Siempre he sido muy coqueta. No lo niego. Pero los años pasan factura, y asumir que el cuerpo cambia tiene su dificultad, sobre todo cuando todo a tu alrededor proclama la belleza de un cuerpo con unas medidas que te quedan algo lejos o, mejor dicho, algo (o muy) pequeñas. De repente te ves confirmando esa ley de la Física que dice que la masa en el universo se conserva: lo que pierden muchos parece que lo incorporas tú en tu cuerpo, y el diálogo con la imagen en el espejo se hace complicado. Lo peor de todo es que la persecución de unas medidas perfectas va disfrazada con la etiqueta de «vida sana», etiqueta que resulta más asfixiante a veces que la faja que algunos aconsejan que te pongas para poder esconder esos kilillos que no te gustan.
La cosa se agrava cuando ya no solo puede afectarte a nivel de autoestima, sino también a nivel laboral. El otro día saltó la noticia de una chica que fue rechazada en un trabajo por tener una talla 46. Estamos hablando de un trabajo como azafata de congresos, donde también serán importantes, digo yo, los conocimientos que se tenga, si se habla idiomas, si se sabe tratar con las personas…y no solo si te queda el uniforme bien. No estamos hablando de un desfile de modas de esos en los que posan unos ángeles (aquí también hay mucha tela que cortar, no solo para la indumentaria de las chicas, sino acerca de qué entendemos por una imagen «angelical»: ¿solo esa que muestran estas mujeres es la imagen de un ángel?).
Hoy, que tanto hablamos de diversidad y de inclusión, creo que hacer visible la variedad de cuerpos y trascender el tallaje que tratan de imponernos como el «normal» o «aceptable» se va volviendo algo urgente. Sobre todo porque no solo implica una cuestión física o estética, sino porque, en muchos casos, implica también una cuestión de salud mental. Detrás de ese no sentirte identificada con ninguna talla o con el estilo de prendas que se promocionan en las grandes tiendas de moda hay un debilitamiento de la autoestima, una no aceptación de tu cuerpo (que al final se extiende a todo tu ser), un convencimiento de que eres una fachada, y que existes si los demás te miran y les gusta lo que ven.

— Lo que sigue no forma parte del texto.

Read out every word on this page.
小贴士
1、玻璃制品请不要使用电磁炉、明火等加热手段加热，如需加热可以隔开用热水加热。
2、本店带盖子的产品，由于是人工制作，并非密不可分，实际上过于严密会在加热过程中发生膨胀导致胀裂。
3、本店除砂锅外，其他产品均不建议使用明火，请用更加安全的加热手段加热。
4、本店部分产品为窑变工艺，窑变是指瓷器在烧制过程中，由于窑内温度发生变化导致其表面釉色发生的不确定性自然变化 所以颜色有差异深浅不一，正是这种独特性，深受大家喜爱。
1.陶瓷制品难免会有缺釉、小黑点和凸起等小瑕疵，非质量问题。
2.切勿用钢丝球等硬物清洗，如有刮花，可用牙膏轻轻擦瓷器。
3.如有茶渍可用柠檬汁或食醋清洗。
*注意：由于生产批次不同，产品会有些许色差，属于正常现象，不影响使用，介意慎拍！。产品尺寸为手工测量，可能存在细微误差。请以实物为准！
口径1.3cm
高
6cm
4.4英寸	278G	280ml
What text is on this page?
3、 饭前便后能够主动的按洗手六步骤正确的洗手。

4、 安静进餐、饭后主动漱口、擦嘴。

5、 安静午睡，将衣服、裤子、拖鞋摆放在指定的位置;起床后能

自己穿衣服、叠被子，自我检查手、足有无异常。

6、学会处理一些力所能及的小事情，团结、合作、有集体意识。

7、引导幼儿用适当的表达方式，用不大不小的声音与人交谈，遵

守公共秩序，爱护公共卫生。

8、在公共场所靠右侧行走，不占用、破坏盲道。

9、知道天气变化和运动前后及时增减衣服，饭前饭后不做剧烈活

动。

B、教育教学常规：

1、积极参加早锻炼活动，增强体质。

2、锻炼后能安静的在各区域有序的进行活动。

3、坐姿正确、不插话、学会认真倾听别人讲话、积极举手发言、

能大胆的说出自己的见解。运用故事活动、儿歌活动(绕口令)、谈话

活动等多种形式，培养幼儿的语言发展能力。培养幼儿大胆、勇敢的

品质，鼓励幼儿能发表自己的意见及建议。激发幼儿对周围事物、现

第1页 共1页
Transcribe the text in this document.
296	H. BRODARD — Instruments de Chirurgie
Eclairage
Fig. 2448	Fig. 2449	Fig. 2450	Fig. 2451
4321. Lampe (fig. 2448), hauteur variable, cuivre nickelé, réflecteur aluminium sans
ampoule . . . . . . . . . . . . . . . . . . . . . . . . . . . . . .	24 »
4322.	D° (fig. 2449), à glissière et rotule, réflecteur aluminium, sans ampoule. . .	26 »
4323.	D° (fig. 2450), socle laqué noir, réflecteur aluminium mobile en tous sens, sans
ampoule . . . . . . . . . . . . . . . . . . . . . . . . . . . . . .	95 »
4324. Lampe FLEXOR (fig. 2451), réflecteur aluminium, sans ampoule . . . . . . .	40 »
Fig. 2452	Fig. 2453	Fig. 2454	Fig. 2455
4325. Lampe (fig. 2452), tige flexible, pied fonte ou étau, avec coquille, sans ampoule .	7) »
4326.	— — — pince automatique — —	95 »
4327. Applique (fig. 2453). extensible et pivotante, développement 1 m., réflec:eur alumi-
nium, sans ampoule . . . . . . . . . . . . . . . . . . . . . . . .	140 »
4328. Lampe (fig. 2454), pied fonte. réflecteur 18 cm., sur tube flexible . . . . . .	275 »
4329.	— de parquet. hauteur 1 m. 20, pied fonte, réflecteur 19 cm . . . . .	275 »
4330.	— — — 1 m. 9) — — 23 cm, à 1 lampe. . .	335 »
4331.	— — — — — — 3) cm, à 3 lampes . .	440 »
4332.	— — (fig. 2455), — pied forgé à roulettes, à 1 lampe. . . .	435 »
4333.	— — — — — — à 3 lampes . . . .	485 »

El otro día, paseando por uno de esos barrios de clase alta, me sorprendí de la cantidad de clínicas privadas de medicina estética que hay. Demasiadas, y pocos lugares para la lectura, la meditación profunda, el encuentro con el interior de nosotros mismos, que, al fin y al cabo, es donde reside lo que somos de verdad. ¡Cuánta importancia concedemos a nuestro físico! ¡Cuánto miedo hay a que la naturaleza siga su curso, y nuestra cara y nuestro cuerpo dejen de ser el que es, o lo que va tendiendo a ser!
En toda esta vorágine del culto al cuerpo perfecto se nos olvida la necesidad de cultivar la belleza interior. Para mí, en este momento de mi vida en que la gravedad va haciendo su papel y mi físico empieza a mostrar el paso de los años, el camino de esta aceptación es la oportunidad para reencontrarme con quien soy, con mis prioridades, con los valores que quiero convertir en bandera de mi vida, con mi deseo de seguir aprendiendo. Es la oportunidad y también el reto para mantenerme firme y no sucumbir ante modas que, como modas que son, pasarán sin mirar siquiera a la gente que dejó atrás.